Bruce Harpham | Sept. 14, 2017
Poor data quality, broken add-ons, and ineffective integrations are just a few of the tell-tale signs that you may need to refresh your CRM system — or scrap it altogether and start anew.


7. You want to take advantage of new data sources

Problems are not the only reason for investing in a CRM overhaul. New data resources can mean new opportunities, and sometimes refreshing the CRM is necessary to capitalise on this.

“I worked with an investment firm that grew over time and had to need to review a large number of potential opportunities,” says Max Dufour, partner at Harmeda. “Several issues drove the client to improve their CRM and associated processes. First, they needed to retool their approach in light of growth and the need to manage more investments. Second, they had increased opportunity to pull in data from multiple sources through APIs and similar resources.”


8. Customised add-ons stop working after an update

Whether your firm uses cloud or on-premises CRM, upgrades are a fact of life. Sometimes an update can set off a chain of events that can hobble your CRM’s capabilities, especially customisations and add-ons.

“Every time I hear about a new update for Salesforce or another CRM, I carefully review the notes to find out what aspects of the problem will be changed. In some cases, a given integration or an add-on may stop working,” Dufour says.

To mitigate this risk, take a proactive approach to the CRM vendor.

“Some CRM vendors are willing to provide early access to new versions before they push out an update. Experimenting with those early versions is an excellent way to find out if your implementation will be impacted,” he adds.


9. Adoption and usage is low

A CRM produces results only if it is used. Here, adoption and integration into your organisation’s daily work is essential.

“CRM adoption data is a key metric to consider in looking at your CRM. For example, you can look at login frequency to gain a sense of which users are using the CRM and which are not using it. You may discover that a whole unit — such as marketing or your field sales staff — is not using the CRM,” says Chipman.
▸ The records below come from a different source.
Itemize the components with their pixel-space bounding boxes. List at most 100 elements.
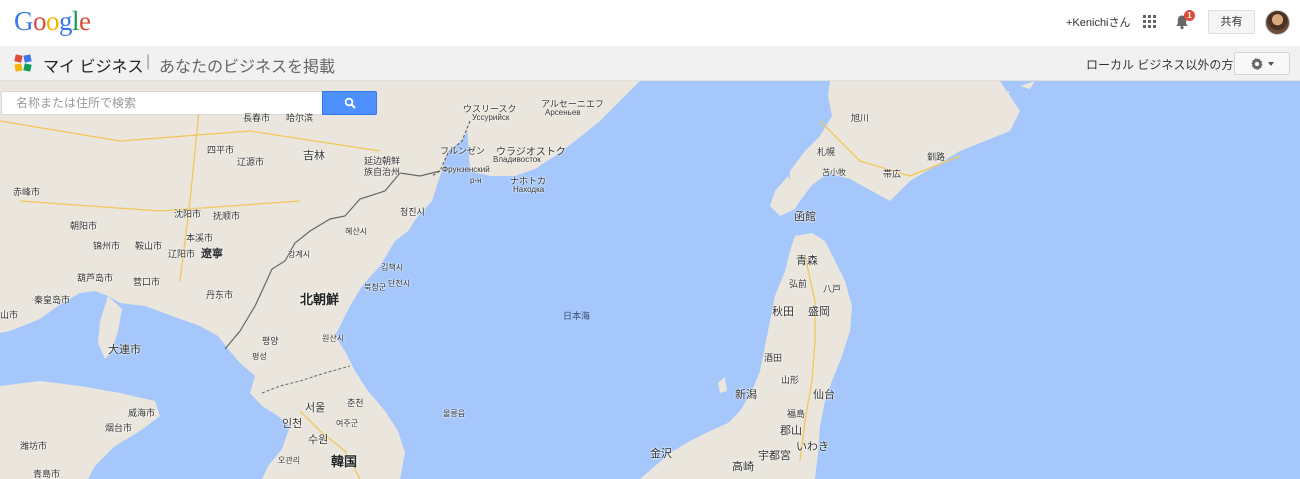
map-label: 高崎 bbox=[732, 461, 754, 473]
logo-letter: G bbox=[14, 6, 34, 36]
logo-letter: o bbox=[33, 6, 47, 36]
map-label: いわき bbox=[796, 441, 829, 453]
map-label: 新潟 bbox=[735, 389, 757, 401]
map-label: 釧路 bbox=[927, 152, 946, 162]
map-label: 金沢 bbox=[650, 448, 672, 460]
map-label: 鞍山市 bbox=[135, 241, 163, 251]
map-label: 인천 bbox=[282, 418, 303, 430]
map-label: 盛岡 bbox=[808, 306, 830, 318]
map-label: 福島 bbox=[787, 409, 806, 419]
map-label: 郡山 bbox=[780, 425, 802, 437]
logo-letter: l bbox=[72, 6, 80, 36]
map-label: 四平市 bbox=[207, 145, 235, 155]
chevron-down-icon bbox=[1268, 62, 1274, 66]
search-icon bbox=[344, 97, 356, 109]
map-label: 函館 bbox=[794, 211, 816, 223]
map-label: 山市 bbox=[0, 310, 19, 320]
map-label: 청진시 bbox=[400, 207, 425, 217]
avatar[interactable] bbox=[1265, 10, 1290, 35]
logo-letter: e bbox=[79, 6, 91, 36]
map-label: 여주군 bbox=[336, 419, 359, 428]
title-separator: | bbox=[146, 53, 151, 70]
map-label: 北朝鮮 bbox=[300, 292, 340, 307]
map-label: 威海市 bbox=[128, 408, 156, 418]
map-label: р-н bbox=[470, 176, 482, 185]
map-label: Арсеньев bbox=[545, 108, 581, 117]
logo-letter: g bbox=[59, 6, 73, 36]
settings-button[interactable] bbox=[1234, 52, 1290, 75]
map-label: 단천시 bbox=[388, 279, 411, 288]
page-title[interactable]: マイ ビジネス bbox=[43, 53, 143, 77]
gear-icon bbox=[1251, 57, 1263, 71]
map-label: Фрунзенский bbox=[442, 165, 490, 174]
map-base-layer bbox=[0, 81, 1035, 479]
search-input[interactable] bbox=[1, 91, 323, 115]
map-label: 锦州市 bbox=[93, 241, 121, 251]
map-label: 札幌 bbox=[817, 147, 836, 157]
map-label: 葫芦岛市 bbox=[77, 273, 114, 283]
map-label: 沈阳市 bbox=[174, 209, 202, 219]
google-logo[interactable]: Google bbox=[14, 6, 91, 37]
plus-user-link[interactable]: +Kenichiさん bbox=[1066, 14, 1131, 30]
map-label: 酒田 bbox=[764, 353, 783, 363]
map-label: 旭川 bbox=[851, 113, 870, 123]
map-label: 혜산시 bbox=[345, 227, 368, 236]
map-label: 营口市 bbox=[133, 277, 161, 287]
map-label: 本溪市 bbox=[186, 233, 214, 243]
map-label: 大連市 bbox=[108, 344, 141, 356]
google-top-bar: Google +Kenichiさん 1 共有 bbox=[0, 0, 1300, 46]
map-label: 오관리 bbox=[278, 456, 301, 465]
map-label: 苫小牧 bbox=[822, 168, 846, 177]
map-label: 青島市 bbox=[33, 469, 61, 479]
map-label: 서울 bbox=[305, 402, 326, 414]
map-label: 弘前 bbox=[789, 279, 808, 289]
not-local-business-link[interactable]: ローカル ビジネス以外の方 bbox=[1086, 56, 1233, 73]
map-label: 辽源市 bbox=[237, 157, 265, 167]
map-label: 長春市 bbox=[243, 113, 271, 123]
apps-grid-icon[interactable] bbox=[1143, 15, 1156, 28]
map-label: 潍坊市 bbox=[20, 441, 48, 451]
map-label: Находка bbox=[513, 185, 545, 194]
map-label: 북청군 bbox=[364, 283, 387, 292]
logo-letter: o bbox=[46, 6, 60, 36]
map-label: Владивосток bbox=[493, 155, 541, 164]
my-business-logo-icon bbox=[14, 54, 32, 72]
map-label: 赤峰市 bbox=[13, 187, 41, 197]
map-label: 仙台 bbox=[813, 389, 835, 401]
map-label: 丹东市 bbox=[206, 290, 234, 300]
map-label: 延边朝鲜族自治州 bbox=[364, 156, 401, 177]
map-label: 울릉읍 bbox=[443, 409, 466, 418]
map-label: 山形 bbox=[781, 375, 800, 385]
map-label: 遼寧 bbox=[201, 248, 223, 260]
map-label: 강계시 bbox=[288, 250, 311, 259]
map-label: 青森 bbox=[796, 255, 818, 267]
map-label: 김책시 bbox=[381, 263, 404, 272]
map-label: 帯広 bbox=[883, 169, 902, 179]
search-button[interactable] bbox=[322, 91, 377, 115]
map-label: 吉林 bbox=[303, 150, 325, 162]
map-label: 朝阳市 bbox=[70, 221, 98, 231]
map-label: 辽阳市 bbox=[168, 249, 196, 259]
map-label: 평성 bbox=[252, 352, 267, 361]
map-label: 八戸 bbox=[823, 284, 842, 294]
map-label: 원산시 bbox=[322, 334, 345, 343]
share-button[interactable]: 共有 bbox=[1208, 10, 1255, 34]
map-label: 춘천 bbox=[347, 398, 364, 408]
map-label: 哈尔滨 bbox=[286, 113, 314, 123]
search-bar bbox=[0, 91, 377, 115]
map-label: 秋田 bbox=[772, 306, 794, 318]
notification-count-badge: 1 bbox=[1184, 10, 1195, 21]
map-label: フルンゼン bbox=[440, 146, 485, 156]
map-label: 宇都宮 bbox=[758, 450, 791, 462]
page-subtitle: あなたのビジネスを掲載 bbox=[159, 59, 336, 76]
map-label: 韓国 bbox=[331, 454, 358, 469]
map-label: 평양 bbox=[262, 336, 279, 346]
map-label: Уссурийск bbox=[472, 113, 510, 122]
map-canvas[interactable]: ウスリースク Уссурийск アルセーニエフ Арсеньев フルンゼン … bbox=[0, 81, 1300, 479]
map-label: 秦皇岛市 bbox=[34, 295, 71, 305]
map-label: 수원 bbox=[308, 434, 329, 446]
map-label: 烟台市 bbox=[105, 423, 133, 433]
map-label-sea: 日本海 bbox=[563, 311, 591, 321]
my-business-header: マイ ビジネス | あなたのビジネスを掲載 ローカル ビジネス以外の方 bbox=[0, 46, 1300, 81]
map-label: 抚顺市 bbox=[213, 211, 241, 221]
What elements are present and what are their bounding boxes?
If you already have raw usage data, consider painting a more in-depth picture by collecting qualitative information about your users. Though such observations may not be statistically robust, this approach helps you to discover pain points you may have failed to discover.


10. Data quality issues lead to competing definitions of the customer

Receiving irrelevant sales and marketing pitches waste everyone’s time. Competing or inconsistent customer data is one cause of the problem.

“I have seen cases where different units of the same company could not agree on the customer. If the data was collected at different times or with different CRM programs, this problem is likely to occur,” Blacksmith says. “On the other hand, if your CRM data quality is robust, you can get excellent results from using today’s marketing automation tools.”

The lesson for CIOs is that no CRM program is ever truly finished. Whether you are excited to take advantage of new marketing automation tools or simply want to end user complaints, it is better to look at CRM as a work in progress.